Section 5. Detection of Fraud or Deceptive Leads/Actions
No Publisher shall generate, or attempt to generate Actions through any method considered to be illegal, unethical or deceptive in Vault Media Inc. reasonable discretion. Vault Media Inc. reserves the right to use a number of methods to flag Publisher accounts for possible fraudulent practices including, without limitation:
– monitoring sites that solely have click programs generating clicks with no indication that, based upon site traffic statistics, the site has the ability to sustain the clicks reported;
– discovery of fraudulent leads as determined by Vault Media Inc. or its advertisers,
– monitoring of websites and leads for use of fake, misleading or mislabeled redirects or automated software to generate clicks or leads from other programs,
– leads submitted with real user information which compromises data validation systems and call center verification,
– form filling leads that are irrelevant or have been recycled from other campaigns,
– traffic in which the location and header information was manipulated in order to form-fill leads that appear to be coming from numerous visitors,
– traffic generated with the knowledge that it was outside of the agreed upon terms set by the advertiser,
– traffic driven to a campaign where incentives were offered in exchange for a user’s information.
– multiple leads or conversions generated by proxy ip addresses
Section 6. Incentive and “Get Paid To” Sites
Any publishers who wish to send incentivized traffic or any type of traffic from GPT sites or traffic that rewards users for completing an action must obtain written approval through email from their affiliate manager. Vault Media Inc. in their sole discretion reserves the right to block any publisher account who is deemed to be running this type of traffic without prior written approval from Vault Media Inc. or to offers that do not allow incentive traffic. If a publisher is approved to run incentive traffic on Vault Media Inc. they will only receive access to the approved incent offers that allow the incentive traffic as indicated by their affiliate manager. If publishers are believed to be running incentive traffic without permission, or to offers that do not allow incentive traffic their account will be immediately blocked and all commissions in that account may be removed.

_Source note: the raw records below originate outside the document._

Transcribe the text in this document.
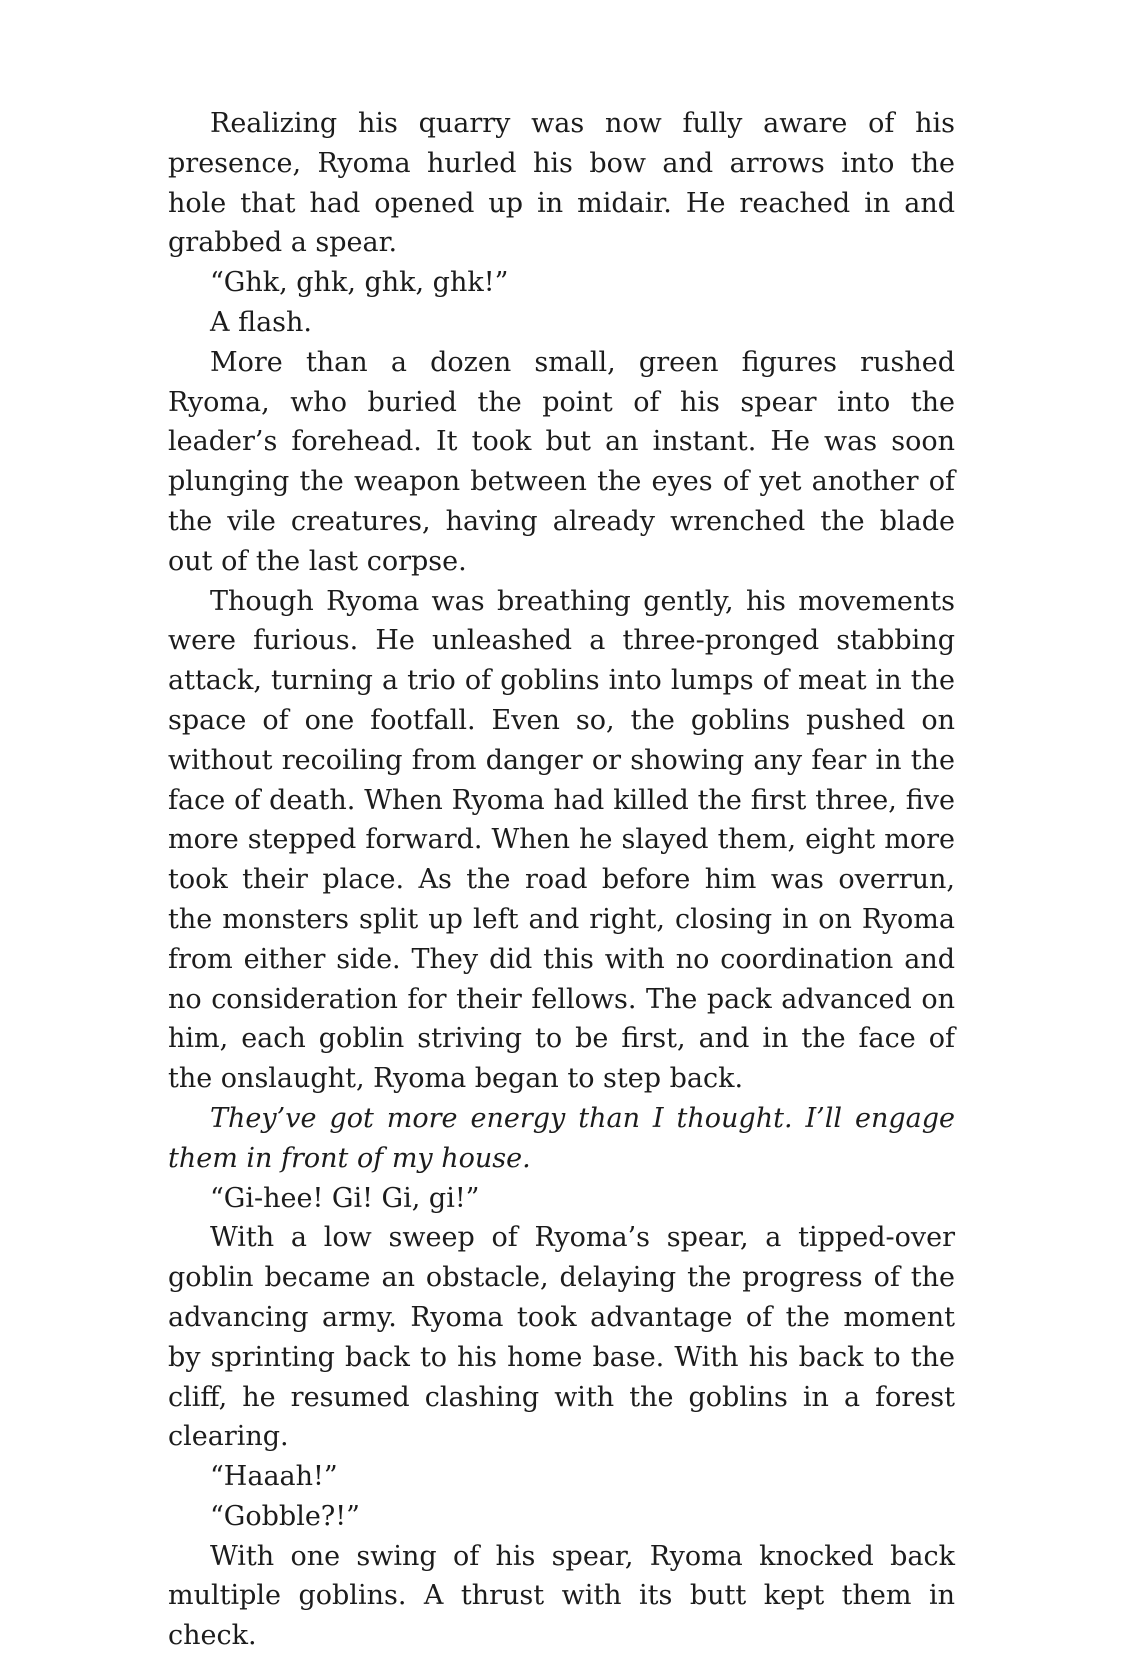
Realizing his quarry was now fully aware of his presence, Ryoma hurled his bow and arrows into the hole that had opened up in midair. He reached in and grabbed a spear.

“Ghk, ghk, ghk, ghk!”

A flash.

More than a dozen small, green figures rushed Ryoma, who buried the point of his spear into the leader’s forehead. It took but an instant. He was soon plunging the weapon between the eyes of yet another of the vile creatures, having already wrenched the blade out of the last corpse.

Though Ryoma was breathing gently, his movements were furious. He unleashed a three-pronged stabbing attack, turning a trio of goblins into lumps of meat in the space of one footfall. Even so, the goblins pushed on without recoiling from danger or showing any fear in the face of death. When Ryoma had killed the first three, five more stepped forward. When he slayed them, eight more took their place. As the road before him was overrun, the monsters split up left and right, closing in on Ryoma from either side. They did this with no coordination and no consideration for their fellows. The pack advanced on him, each goblin striving to be first, and in the face of the onslaught, Ryoma began to step back.

They’ve got more energy than I thought. I’ll engage them in front of my house.

“Gi-hee! Gi! Gi, gi!”

With a low sweep of Ryoma’s spear, a tipped-over goblin became an obstacle, delaying the progress of the advancing army. Ryoma took advantage of the moment by sprinting back to his home base. With his back to the cliff, he resumed clashing with the goblins in a forest clearing.

“Haaah!”

“Gobble?!”

With one swing of his spear, Ryoma knocked back multiple goblins. A thrust with its butt kept them in check.
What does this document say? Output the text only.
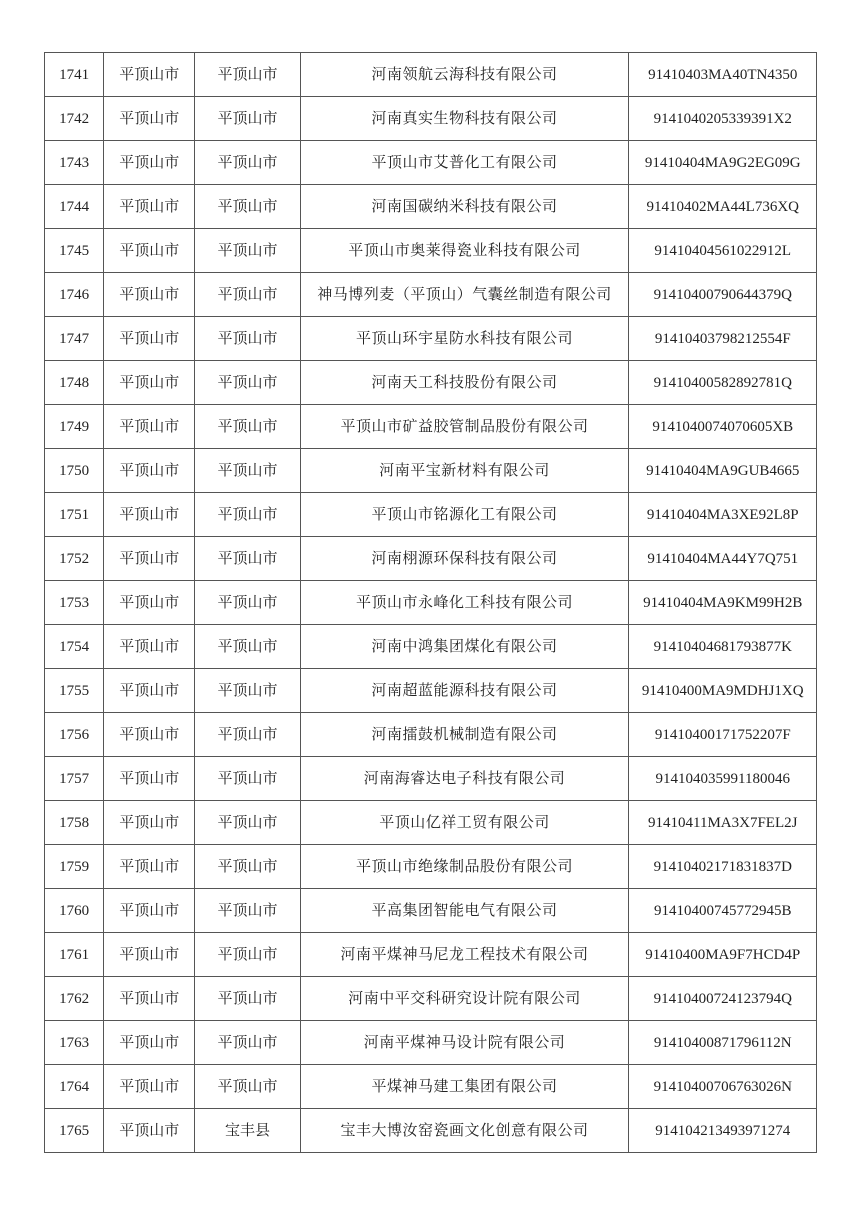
1741	平顶山市	平顶山市	河南领航云海科技有限公司	91410403MA40TN4350
1742	平顶山市	平顶山市	河南真实生物科技有限公司	9141040205339391X2
1743	平顶山市	平顶山市	平顶山市艾普化工有限公司	91410404MA9G2EG09G
1744	平顶山市	平顶山市	河南国碳纳米科技有限公司	91410402MA44L736XQ
1745	平顶山市	平顶山市	平顶山市奥莱得瓷业科技有限公司	91410404561022912L
1746	平顶山市	平顶山市	神马博列麦（平顶山）气囊丝制造有限公司	91410400790644379Q
1747	平顶山市	平顶山市	平顶山环宇星防水科技有限公司	91410403798212554F
1748	平顶山市	平顶山市	河南天工科技股份有限公司	91410400582892781Q
1749	平顶山市	平顶山市	平顶山市矿益胶管制品股份有限公司	9141040074070605XB
1750	平顶山市	平顶山市	河南平宝新材料有限公司	91410404MA9GUB4665
1751	平顶山市	平顶山市	平顶山市铭源化工有限公司	91410404MA3XE92L8P
1752	平顶山市	平顶山市	河南栩源环保科技有限公司	91410404MA44Y7Q751
1753	平顶山市	平顶山市	平顶山市永峰化工科技有限公司	91410404MA9KM99H2B
1754	平顶山市	平顶山市	河南中鸿集团煤化有限公司	91410404681793877K
1755	平顶山市	平顶山市	河南超蓝能源科技有限公司	91410400MA9MDHJ1XQ
1756	平顶山市	平顶山市	河南擂鼓机械制造有限公司	91410400171752207F
1757	平顶山市	平顶山市	河南海睿达电子科技有限公司	914104035991180046
1758	平顶山市	平顶山市	平顶山亿祥工贸有限公司	91410411MA3X7FEL2J
1759	平顶山市	平顶山市	平顶山市绝缘制品股份有限公司	91410402171831837D
1760	平顶山市	平顶山市	平高集团智能电气有限公司	91410400745772945B
1761	平顶山市	平顶山市	河南平煤神马尼龙工程技术有限公司	91410400MA9F7HCD4P
1762	平顶山市	平顶山市	河南中平交科研究设计院有限公司	91410400724123794Q
1763	平顶山市	平顶山市	河南平煤神马设计院有限公司	91410400871796112N
1764	平顶山市	平顶山市	平煤神马建工集团有限公司	91410400706763026N
1765	平顶山市	宝丰县	宝丰大博汝窑瓷画文化创意有限公司	914104213493971274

By joining our network, you affirm and acknowledge that you have read this Agreement in its entirety and agree to be bound by all of its terms and conditions. If an individual is accessing this Agreement on behalf of a business entity, by doing so, such individual represents that they have the legal capacity and authority to bind such business entity to this Agreement.
Severability. The invalidity or unenforceability of any provisions of this Agreement shall not affect the validity or enforceability of any other provision of this Agreement, which shall remain in full force and effect.